Все они -- сегодня одни, а завтра другие -- набивались вечерами в дворницкую; трехэтажный флигелек трещал, приходили жильцы верхних этажей, бренчали на гитаре, пели, читали свои и чужие стихи, но в основном слушали хозяйские. Гришуня у них считался гением, уже много лет вот-вот должен был выйти его сборник, но мешал какой-то зловредный Макушкин, от которого все зависело, Макушкин, поклявшийся, что, мол, только через его труп. Кляли Макушкина, превозносили Гришу, женщины просили читать еще, еще, Гриша смущался и читал -- густые, многозначительные стихи наподобие дорогих заказных тортов с затейливыми надписями, с торжественными меренговыми башнями, стихи, отяжеленные словесным кремом до вязкости, с внезапным ореховым хрустом звуковых скоплений, с мучительными, вредными для желудка тянучками рифм. "Э~э-э-э-э", -- качал головой тунгус, ни слова, кажется, не понимавший по-русски. "Что, ему не нравится?" -- тихо спрашивали гости. "Нет, кажется, это у них похвала", -- мотала волосами Агния, боявшаяся, что тунгус ее сглазит. Гости засматривались на Агнию и приглашали ее продолжить вечер в другом месте.

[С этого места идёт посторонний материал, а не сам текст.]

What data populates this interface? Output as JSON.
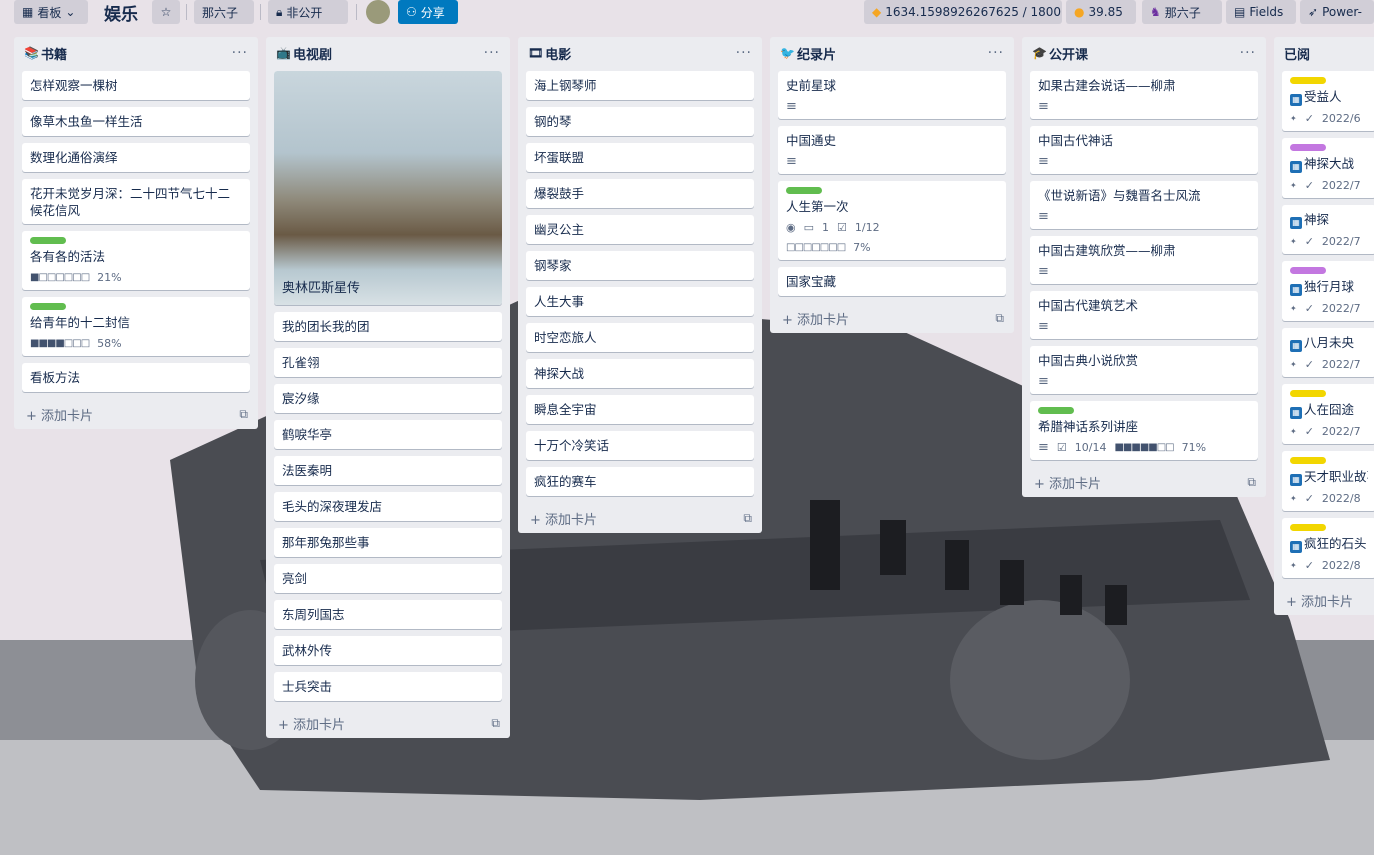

Естественно, все это обилие народу было Нине неприятно. Но самое неприятное было то, что каждый божий день, когда ни забежишь -- днем ли, вечером ли после дежурства, -- в дворницкой сидело, пило чай и откровенно любовалось Гришиной мягкой бородой убогое существо не толще вилки -

черная юбка до пят, пластмассовый гребень в тусклых волосах, -- некто Лизавета. Конечно, никакого романа у Гришуни с этой унылой тлей быть не могло. Посмотреть только, как она, выпростав из рукава красную костлявую руку, неуверенно тянулась за каменным, сто лет провалявшимся пряником -будто ждала, что ее сейчас стукнут, а пряник отберут. И щек у нее было меньше, чем требуется человеку, и челюстей больше, и нос хрящеватый, и вообще было в ней что-то от рыбы -- черной, тусклой глубоководной рыбы, ползающей по дну в непроглядном мраке и не смеющей подняться выше, в светлые солнечные слои, где резвятся лазурные и алые породы жителей отмелей.